Yea you can reach it from the bottom, but its a real pain in the you know what. I dont know about the T3, but I couldnt reach the turbo-side of the hose on the T25 no matter how hard I tried. I ended up just un plugging the Wastegate side and attaching another hose to it with a brass fitting and ran that to the boost controller.

Also, the nipple from the wastegate points straight down, so you have to attach that hose there from under the car and run it up with a wire or something.


----------



## Nismotune86 (Jul 23, 2005)

*T3.*



hondakillerZX said:


> wats the best way to get to the hoses you need to get to with the ac in the way. can you reach these from under the car ?
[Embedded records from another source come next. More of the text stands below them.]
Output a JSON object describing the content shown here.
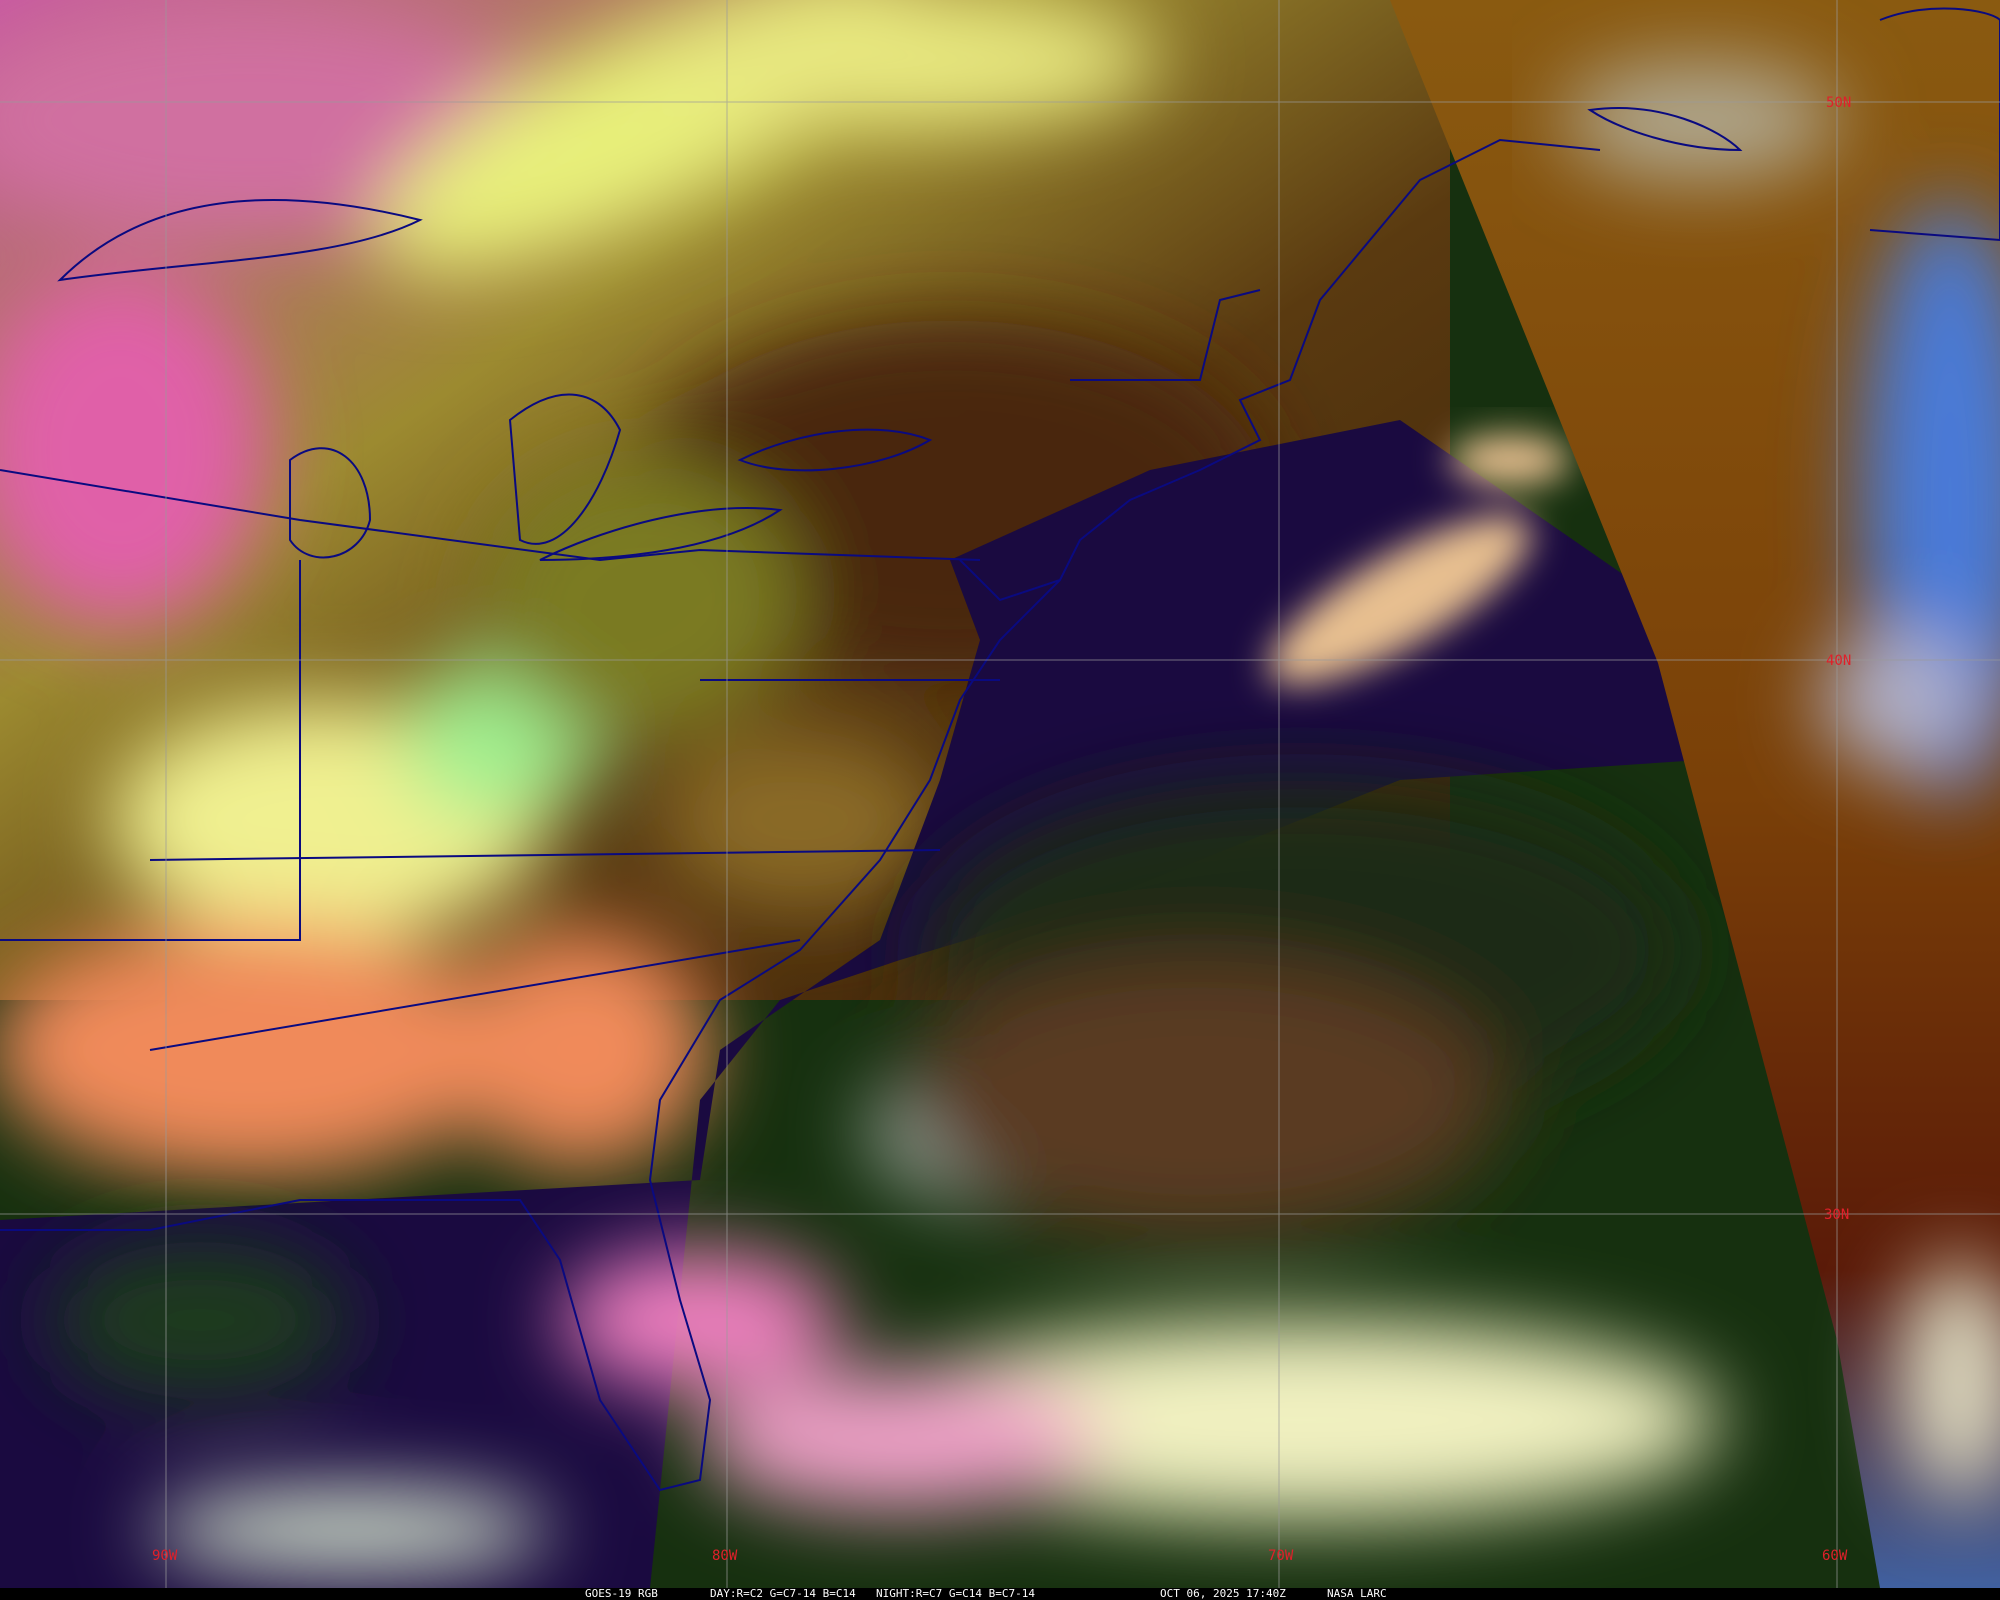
{
  "map": {
    "product": "GOES-19 RGB",
    "day_recipe": "DAY:R=C2 G=C7-14 B=C14",
    "night_recipe": "NIGHT:R=C7 G=C14 B=C7-14",
    "timestamp": "OCT 06, 2025 17:40Z",
    "credit": "NASA LARC",
    "longitude_labels": [
      "90W",
      "80W",
      "70W",
      "60W"
    ],
    "latitude_labels": [
      "50N",
      "40N",
      "30N"
    ],
    "colors": {
      "grid_label": "#e0202a",
      "boundaries": "#0a0a80",
      "grid_lines": "#9a9a9a",
      "ocean_day": "#1c0c3c",
      "night_region": "#8a5010"
    }
  }
}
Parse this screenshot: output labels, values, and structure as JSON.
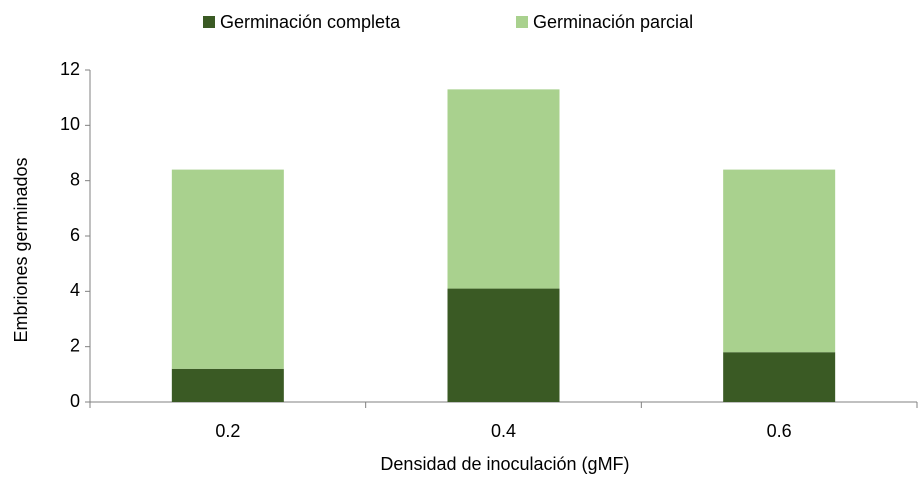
{
  "chart_data": {
    "type": "stacked_bar",
    "x_label": "Densidad de inoculación (gMF)",
    "y_label": "Embriones germinados",
    "categories": [
      "0.2",
      "0.4",
      "0.6"
    ],
    "series": [
      {
        "name": "Germinación completa",
        "color": "#3a5a24",
        "values": [
          1.2,
          4.1,
          1.8
        ]
      },
      {
        "name": "Germinación parcial",
        "color": "#a9d18e",
        "values": [
          7.2,
          7.2,
          6.6
        ]
      }
    ],
    "ylim": [
      0,
      12
    ],
    "yticks": [
      0,
      2,
      4,
      6,
      8,
      10,
      12
    ],
    "legend": "top",
    "grid": false
  }
}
The only way to get to it is from under the car with out taking anything off. On the T3 it’s nearly impossible. Luckily the lines were already ran for me when I bought the car.


----------



## Nismotune86 (Jul 23, 2005)

*HKS (VBC)*

It ends up I'm just retarded. I thought my boost controller was working but its not. Dose anybody know how to install a Variable Boost Controller? I finally figured out how the valve works but I can not figure out what line to cut into for the compressor suction source. The VBC is installed inline with the hose that leads to the pressure side of the wastegate and the other side of the VBC is a vent. If anybody knows anything about this please contact me. Thanks.


----------



## asleepz (Feb 24, 2004)

How did you "think" it was working then. Please tell me you have a aftermarket boost gauge.


----------



## Nismotune86 (Jul 23, 2005)

I installed an Automeeter sport-compt Boost gauge a long time ago. It doesn’t matter why I thought it was working. I just need to talk to somebody who knows about Variable boost controllers. Thanks.


----------